Machine learning is about learning one or more mathematical functions / models using data to solve a particular task. Any machine learning problem can be represented as a function of three parameters.
Machine Learning Problem = < T, P, E >
In the above expression, T stands for task, P stands for performance and E stands for experience (past data). A machine learning model learns to perform a task using past data and is measured in terms of performance (error)
What are features in machine learning?
Features are nothing but the variables in machine learning models. What is required to be learnt in any specific machine learning problem is set of these features (variables), coefficients of these features and parameters for coming up with appropriate function (also termed as hyper parameters).

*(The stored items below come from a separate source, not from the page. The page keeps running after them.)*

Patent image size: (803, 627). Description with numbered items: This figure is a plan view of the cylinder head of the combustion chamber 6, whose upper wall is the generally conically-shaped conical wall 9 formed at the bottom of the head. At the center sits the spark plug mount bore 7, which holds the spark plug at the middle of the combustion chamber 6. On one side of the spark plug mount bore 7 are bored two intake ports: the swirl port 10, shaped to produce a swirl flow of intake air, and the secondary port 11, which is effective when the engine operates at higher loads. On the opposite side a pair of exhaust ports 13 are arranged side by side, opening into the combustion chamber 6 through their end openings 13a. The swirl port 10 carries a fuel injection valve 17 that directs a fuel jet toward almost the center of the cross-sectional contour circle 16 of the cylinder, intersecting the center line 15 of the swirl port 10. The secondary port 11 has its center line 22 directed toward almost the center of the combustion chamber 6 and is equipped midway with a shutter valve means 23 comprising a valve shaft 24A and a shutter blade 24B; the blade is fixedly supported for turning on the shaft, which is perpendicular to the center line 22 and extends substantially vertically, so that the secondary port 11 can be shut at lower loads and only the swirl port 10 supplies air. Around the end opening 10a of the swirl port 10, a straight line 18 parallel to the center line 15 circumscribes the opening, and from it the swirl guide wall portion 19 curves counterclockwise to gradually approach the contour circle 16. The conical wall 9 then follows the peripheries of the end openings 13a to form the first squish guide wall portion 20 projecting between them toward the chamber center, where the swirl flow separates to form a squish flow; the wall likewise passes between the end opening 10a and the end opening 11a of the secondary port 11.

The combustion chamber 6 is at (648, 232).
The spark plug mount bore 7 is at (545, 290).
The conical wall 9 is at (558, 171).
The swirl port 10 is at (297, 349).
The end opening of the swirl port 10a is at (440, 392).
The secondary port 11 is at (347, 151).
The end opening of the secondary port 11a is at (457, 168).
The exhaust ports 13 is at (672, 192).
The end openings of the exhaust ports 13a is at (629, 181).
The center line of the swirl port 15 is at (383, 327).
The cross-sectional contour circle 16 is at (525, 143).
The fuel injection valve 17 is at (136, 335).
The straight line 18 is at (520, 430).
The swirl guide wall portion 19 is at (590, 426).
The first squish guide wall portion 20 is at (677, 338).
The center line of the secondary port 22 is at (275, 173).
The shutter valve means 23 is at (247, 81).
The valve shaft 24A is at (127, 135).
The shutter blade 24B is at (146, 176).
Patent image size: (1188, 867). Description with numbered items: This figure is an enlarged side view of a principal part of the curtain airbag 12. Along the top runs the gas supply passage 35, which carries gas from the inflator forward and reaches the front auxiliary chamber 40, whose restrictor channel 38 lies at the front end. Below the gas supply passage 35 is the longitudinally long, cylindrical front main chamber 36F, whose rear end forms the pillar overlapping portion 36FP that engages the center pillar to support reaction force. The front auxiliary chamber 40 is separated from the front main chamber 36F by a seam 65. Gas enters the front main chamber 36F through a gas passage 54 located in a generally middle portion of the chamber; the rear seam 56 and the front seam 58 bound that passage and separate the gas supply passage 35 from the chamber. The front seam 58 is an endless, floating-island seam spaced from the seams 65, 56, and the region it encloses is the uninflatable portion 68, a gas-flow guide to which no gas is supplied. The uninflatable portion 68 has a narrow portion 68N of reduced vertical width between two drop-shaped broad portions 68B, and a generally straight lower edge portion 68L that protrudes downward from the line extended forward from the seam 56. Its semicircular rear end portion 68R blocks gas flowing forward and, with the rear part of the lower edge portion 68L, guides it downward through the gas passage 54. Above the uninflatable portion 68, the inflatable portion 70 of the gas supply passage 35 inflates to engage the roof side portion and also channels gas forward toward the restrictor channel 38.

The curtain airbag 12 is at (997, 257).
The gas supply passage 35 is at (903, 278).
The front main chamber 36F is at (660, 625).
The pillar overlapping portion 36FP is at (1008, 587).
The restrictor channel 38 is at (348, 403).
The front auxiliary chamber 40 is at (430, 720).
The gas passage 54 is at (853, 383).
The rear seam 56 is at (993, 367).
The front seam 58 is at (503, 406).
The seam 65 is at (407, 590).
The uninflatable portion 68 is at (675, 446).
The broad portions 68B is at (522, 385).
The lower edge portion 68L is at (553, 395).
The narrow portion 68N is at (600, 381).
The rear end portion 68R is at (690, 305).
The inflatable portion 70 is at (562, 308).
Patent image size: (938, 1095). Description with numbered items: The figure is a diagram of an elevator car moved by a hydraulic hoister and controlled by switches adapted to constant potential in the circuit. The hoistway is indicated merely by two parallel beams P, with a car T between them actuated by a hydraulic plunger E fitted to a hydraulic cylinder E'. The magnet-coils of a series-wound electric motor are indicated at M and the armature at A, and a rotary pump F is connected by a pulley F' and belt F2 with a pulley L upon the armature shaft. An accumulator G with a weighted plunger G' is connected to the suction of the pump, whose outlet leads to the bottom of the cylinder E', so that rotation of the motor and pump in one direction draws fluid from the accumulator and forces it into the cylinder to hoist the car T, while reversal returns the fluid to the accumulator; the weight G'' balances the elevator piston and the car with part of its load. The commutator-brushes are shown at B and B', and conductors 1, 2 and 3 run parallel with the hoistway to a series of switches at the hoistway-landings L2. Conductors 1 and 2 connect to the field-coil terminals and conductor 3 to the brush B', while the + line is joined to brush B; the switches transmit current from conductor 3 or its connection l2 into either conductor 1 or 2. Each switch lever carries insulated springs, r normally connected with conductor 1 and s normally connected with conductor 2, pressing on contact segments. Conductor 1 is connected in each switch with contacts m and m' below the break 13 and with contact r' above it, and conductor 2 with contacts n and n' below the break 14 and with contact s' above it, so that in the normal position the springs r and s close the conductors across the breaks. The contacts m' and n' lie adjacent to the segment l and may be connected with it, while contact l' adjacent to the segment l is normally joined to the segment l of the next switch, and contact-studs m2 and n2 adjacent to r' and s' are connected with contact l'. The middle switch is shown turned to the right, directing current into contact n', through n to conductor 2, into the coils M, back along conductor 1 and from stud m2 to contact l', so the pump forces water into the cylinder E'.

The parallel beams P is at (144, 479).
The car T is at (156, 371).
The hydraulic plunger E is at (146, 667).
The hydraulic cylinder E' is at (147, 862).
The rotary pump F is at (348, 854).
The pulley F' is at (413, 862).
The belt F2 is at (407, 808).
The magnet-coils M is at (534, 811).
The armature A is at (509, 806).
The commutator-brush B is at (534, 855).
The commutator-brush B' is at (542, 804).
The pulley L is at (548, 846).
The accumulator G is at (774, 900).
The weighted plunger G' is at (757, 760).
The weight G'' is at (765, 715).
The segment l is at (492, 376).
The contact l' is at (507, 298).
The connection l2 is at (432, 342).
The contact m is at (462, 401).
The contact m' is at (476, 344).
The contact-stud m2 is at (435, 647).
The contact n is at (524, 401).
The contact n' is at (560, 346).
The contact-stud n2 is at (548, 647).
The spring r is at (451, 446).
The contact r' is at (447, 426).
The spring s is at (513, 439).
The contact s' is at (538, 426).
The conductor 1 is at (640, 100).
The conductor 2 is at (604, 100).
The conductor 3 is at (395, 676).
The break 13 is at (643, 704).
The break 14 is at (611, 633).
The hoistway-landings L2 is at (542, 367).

Features can be raw data which are very straightforward and can be derived from real-life as it is. However, not all problems can be solved using raw data or data in its original form. Many times, they need to be represented or encoded in different form. For example, a color can be represented in RGB format or HSV format. Thus, a color can have two different representations or encodings. And, both of these representations or encodings can be used to solve different kind of problems. Some tasks that may be difficult with one representation can become easy with another. For example, the task “select all red pixels in the image” is simpler in the RGB format, whereas “make the image less saturated” is simpler in the HSV format.
Machine-learning models are all about finding appropriate representations / features for their input data—transformations of the data that make it more amenable to the task at hand, such as a classification task.
In case of machine learning, it is responsibility of data scientists to hand-craft some useful representations / features of data. In case of deep learning, the feature representations are learnt automatically based on the underlying algorithm. One of the most important reasons why deep learning took off instantly is that it completely automates what used to be the most crucial step in a machine-learning workflow: feature engineering
The figure given below represents usage of hand-crafted representations / features and raw data in building machine learning models.
The process of coming up with features including raw or derived features is called as feature engineering.
Hand-crafted features are also called as derived features.
Subsequent step is to select the most appropriate features out of these features. This is called as feature selection.